Whoever you are, I am writing to make contact, to get my message to someone who will understand. It is Friday, 7 p.m. and I've just finished my fifth phone call to a managed care automaton in 800-Land, my patient on a gurney in the ER with an IV in his arm, and they've finally agreed to pay for one hospital day.

The poem, being a manifestation of language and thus essentially a dialogue, can be a message in a bottle, sent out in the--not always greatly hopeful--belief that somewhere and sometime it could wash up on land, on heartland perhaps.

--Paul Celan

Whoever you are, I am writing to make contact,
to get my message to someone who will understand.
It is Friday, 7 p.m. and I've just finished my fifth
phone call to a managed care automaton in 800-Land,
my patient on a gurney in the ER with an IV in his arm,
and they've finally agreed to pay for one hospital day.
Oh what a tedious victory! I refuse to condense
the world into fifteen minute med-checks
or believe the myths of the medical model!
Read the titles on your bookshelf. They are the same
as mine.
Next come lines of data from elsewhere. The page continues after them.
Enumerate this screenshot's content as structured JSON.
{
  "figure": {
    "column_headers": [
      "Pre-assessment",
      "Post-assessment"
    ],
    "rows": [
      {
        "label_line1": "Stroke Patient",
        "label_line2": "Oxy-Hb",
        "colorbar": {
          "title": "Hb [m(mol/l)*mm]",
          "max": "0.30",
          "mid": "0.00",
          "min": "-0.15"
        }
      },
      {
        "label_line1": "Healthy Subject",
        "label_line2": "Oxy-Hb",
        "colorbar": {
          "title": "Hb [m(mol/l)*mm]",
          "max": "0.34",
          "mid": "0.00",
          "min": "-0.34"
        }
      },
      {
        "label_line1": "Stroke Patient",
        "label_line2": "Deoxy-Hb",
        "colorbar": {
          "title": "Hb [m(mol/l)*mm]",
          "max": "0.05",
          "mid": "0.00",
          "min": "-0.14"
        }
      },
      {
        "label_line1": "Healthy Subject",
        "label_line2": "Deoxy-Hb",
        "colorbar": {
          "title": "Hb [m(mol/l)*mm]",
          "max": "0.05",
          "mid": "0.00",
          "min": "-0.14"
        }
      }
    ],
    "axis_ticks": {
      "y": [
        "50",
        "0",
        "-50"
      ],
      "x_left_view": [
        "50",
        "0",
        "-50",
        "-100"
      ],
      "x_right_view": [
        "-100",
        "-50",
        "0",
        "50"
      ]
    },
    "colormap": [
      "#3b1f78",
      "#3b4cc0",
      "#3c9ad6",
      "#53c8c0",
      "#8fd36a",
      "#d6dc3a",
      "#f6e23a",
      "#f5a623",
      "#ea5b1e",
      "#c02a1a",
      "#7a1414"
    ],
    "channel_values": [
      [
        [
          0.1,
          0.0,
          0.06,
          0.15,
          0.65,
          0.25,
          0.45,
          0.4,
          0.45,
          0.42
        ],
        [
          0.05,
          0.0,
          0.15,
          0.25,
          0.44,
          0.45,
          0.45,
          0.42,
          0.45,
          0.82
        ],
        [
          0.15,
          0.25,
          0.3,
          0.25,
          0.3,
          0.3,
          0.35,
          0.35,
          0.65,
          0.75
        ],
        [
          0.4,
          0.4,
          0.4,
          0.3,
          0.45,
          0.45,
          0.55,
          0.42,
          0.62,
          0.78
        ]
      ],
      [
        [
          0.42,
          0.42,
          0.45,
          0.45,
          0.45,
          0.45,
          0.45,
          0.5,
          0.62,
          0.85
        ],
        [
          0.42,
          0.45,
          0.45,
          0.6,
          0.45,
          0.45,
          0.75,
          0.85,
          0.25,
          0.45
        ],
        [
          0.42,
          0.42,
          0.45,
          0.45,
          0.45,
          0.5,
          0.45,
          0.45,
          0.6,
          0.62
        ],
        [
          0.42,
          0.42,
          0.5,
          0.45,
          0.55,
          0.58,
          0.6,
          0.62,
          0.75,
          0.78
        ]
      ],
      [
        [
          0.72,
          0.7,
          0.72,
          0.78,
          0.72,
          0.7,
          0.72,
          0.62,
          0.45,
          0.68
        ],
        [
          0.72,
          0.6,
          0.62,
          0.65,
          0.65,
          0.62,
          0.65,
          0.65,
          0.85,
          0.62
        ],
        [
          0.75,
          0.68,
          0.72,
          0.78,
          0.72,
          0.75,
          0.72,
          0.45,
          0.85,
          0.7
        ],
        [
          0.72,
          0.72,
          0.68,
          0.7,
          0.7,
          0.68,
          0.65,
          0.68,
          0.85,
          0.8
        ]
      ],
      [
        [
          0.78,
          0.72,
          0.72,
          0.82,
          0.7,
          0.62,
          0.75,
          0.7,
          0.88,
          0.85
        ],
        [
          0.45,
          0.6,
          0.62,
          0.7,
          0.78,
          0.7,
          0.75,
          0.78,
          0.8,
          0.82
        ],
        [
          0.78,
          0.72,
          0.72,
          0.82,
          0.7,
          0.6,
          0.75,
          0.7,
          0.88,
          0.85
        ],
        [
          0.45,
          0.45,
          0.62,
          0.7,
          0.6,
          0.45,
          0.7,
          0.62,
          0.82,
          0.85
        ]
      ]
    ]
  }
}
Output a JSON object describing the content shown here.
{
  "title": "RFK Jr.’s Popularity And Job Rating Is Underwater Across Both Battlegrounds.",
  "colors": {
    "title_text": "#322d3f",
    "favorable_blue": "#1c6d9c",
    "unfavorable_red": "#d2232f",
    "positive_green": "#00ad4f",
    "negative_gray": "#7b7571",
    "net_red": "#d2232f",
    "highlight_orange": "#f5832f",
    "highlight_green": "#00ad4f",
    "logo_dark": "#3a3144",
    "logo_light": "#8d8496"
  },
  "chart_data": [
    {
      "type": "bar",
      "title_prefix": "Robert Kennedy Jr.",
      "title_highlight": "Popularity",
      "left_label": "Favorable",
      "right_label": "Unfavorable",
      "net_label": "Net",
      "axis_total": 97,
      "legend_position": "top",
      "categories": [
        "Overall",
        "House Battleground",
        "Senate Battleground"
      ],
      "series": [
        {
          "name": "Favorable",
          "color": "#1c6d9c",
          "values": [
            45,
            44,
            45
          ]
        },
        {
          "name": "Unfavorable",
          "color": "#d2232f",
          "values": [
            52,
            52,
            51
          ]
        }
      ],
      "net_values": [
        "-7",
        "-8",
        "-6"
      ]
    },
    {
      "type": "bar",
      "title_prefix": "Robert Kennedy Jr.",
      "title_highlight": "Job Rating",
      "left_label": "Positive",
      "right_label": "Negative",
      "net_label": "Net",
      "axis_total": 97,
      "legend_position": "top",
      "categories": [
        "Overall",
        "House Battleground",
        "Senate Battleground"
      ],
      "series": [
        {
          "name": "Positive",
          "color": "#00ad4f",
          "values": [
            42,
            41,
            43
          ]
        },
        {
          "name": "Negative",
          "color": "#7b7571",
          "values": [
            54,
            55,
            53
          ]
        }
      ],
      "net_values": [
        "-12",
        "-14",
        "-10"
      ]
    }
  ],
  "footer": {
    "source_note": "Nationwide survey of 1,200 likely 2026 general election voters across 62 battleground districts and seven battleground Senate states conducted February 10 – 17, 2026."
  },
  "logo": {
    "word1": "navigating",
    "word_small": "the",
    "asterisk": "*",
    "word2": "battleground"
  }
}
And tell me you believe the diagnosis
"Disruptive Behavior Disorder, Not Otherwise Specified"
is less imaginary than this poem, or the conceit
I am shipwrecked on a tropical island.
Please, I don't want to offend you, especially tonight
when my patient almost died and I feel helpless and alone.
I've made compromises, too. At times like this, I wish
I was Walt Whitman proclaiming my barbaric yawp
over the rooftops of the world. Yet I know I'm just a doctor
like you, whose tools are pills and listening and a certain
kind of love, and that you understand the loneliness of our work.
Walt would call you "camerado" but I will call you "colleague,"
and if you were here, I'd say, Let's meet tonight at the red oak
on the Tanglewood lawn. Joshua Bell will be playing Beethoven,
and we can drink cold Spanish wine with curried scallops.
And when the concert ends and the crowd thins out, the stage
manager will turn down the lights, and we will look up
at the Milky Way, glowing like the edge of an infinite book,
the Big Dipper in the north pouring its sweet, distant light on all of us.